Minimum services are, during an event or occurrence (for example, a workers' strike), those services considered essential that continue to be provided to avoid shortages, lack of production, administrative chaos, etc. The determination of minimum services in crucial services is sometimes a limitation of the right to strike, which matches the corresponding governmental authority in each State.

They are quantified as a percentage of normal day-to-day services.

== Essential minimum services and abusive minimum services ==
There may be disagreements about what is considered an essential service and what is not. Trade unions often criticize the establishment of minimum services that they consider abusive, because they believe they are too high (similar or even higher than those of a normal day) or applied to non-essential services. They consider that abusive minimum services cause the strike to cease to be noticed, thus distorting the right to strike.

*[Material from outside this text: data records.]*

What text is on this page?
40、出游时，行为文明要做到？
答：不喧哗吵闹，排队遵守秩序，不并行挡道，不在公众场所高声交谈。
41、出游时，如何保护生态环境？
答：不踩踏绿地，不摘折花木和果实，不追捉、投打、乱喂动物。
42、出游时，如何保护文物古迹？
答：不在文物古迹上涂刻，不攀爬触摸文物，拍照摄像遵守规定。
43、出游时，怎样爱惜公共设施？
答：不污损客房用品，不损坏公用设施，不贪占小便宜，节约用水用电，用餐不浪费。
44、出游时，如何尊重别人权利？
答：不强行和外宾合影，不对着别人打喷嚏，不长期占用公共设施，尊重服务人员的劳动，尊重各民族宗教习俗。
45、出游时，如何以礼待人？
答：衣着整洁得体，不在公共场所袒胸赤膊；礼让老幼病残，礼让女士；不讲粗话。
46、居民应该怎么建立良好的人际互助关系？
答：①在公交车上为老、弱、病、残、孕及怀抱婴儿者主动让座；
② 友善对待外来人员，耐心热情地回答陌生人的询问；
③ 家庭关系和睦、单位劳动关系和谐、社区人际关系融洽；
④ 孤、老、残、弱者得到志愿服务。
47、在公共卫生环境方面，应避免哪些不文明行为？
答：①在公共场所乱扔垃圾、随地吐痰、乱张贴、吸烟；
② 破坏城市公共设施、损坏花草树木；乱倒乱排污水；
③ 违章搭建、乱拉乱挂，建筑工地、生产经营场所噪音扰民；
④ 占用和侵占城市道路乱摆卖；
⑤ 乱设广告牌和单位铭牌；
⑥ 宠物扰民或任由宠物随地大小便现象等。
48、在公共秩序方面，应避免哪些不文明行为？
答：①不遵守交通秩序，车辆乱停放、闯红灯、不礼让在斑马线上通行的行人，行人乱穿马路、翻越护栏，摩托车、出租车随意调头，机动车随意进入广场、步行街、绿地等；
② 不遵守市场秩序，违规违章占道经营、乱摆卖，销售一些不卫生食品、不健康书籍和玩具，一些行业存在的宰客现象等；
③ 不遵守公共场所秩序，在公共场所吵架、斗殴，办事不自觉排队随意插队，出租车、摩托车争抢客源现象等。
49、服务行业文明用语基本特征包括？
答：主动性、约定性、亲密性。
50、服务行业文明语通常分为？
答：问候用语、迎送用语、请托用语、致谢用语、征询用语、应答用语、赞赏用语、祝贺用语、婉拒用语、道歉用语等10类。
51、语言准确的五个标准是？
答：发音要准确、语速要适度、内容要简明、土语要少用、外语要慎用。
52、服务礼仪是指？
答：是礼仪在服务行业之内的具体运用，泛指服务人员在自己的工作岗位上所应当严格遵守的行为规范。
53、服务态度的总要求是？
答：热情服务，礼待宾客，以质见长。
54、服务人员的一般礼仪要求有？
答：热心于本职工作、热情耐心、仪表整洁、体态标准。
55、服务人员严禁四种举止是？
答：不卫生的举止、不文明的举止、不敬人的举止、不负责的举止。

For example, in Spain the CNT considers that the only minimum services are legal and that they require emergency and health care and people with disabilities, and therefore require the minimum services in transport and other sectors.

== In Europe ==
In Germany and Austria, statutory civil servants (30% of the civil service) do not have the right to strike, "doesn't shock anyone". In Spain and Italy there is a minimum service for rush hours.

=== In Spain ===
The basic regulations are contained in Royal Decree-Law 17/1977, of March 4, on labor relations; ; in Royal Legislative Decree 2/2015, of October 23, approving the consolidated text of the Workers' Statute Law, in the specific rule issued before each strike call, and in administrative and judicial precedents.

=== In France ===
In 1980, a minimum service clause was suggested to ensure the safety of children in the care of private monitors.

In 1986, 31% of companies wanted the post office to organize a minimum service in the event of a strike.

In 1992, Air France sought to establish a guaranteed minimum service to standardize the quality of service.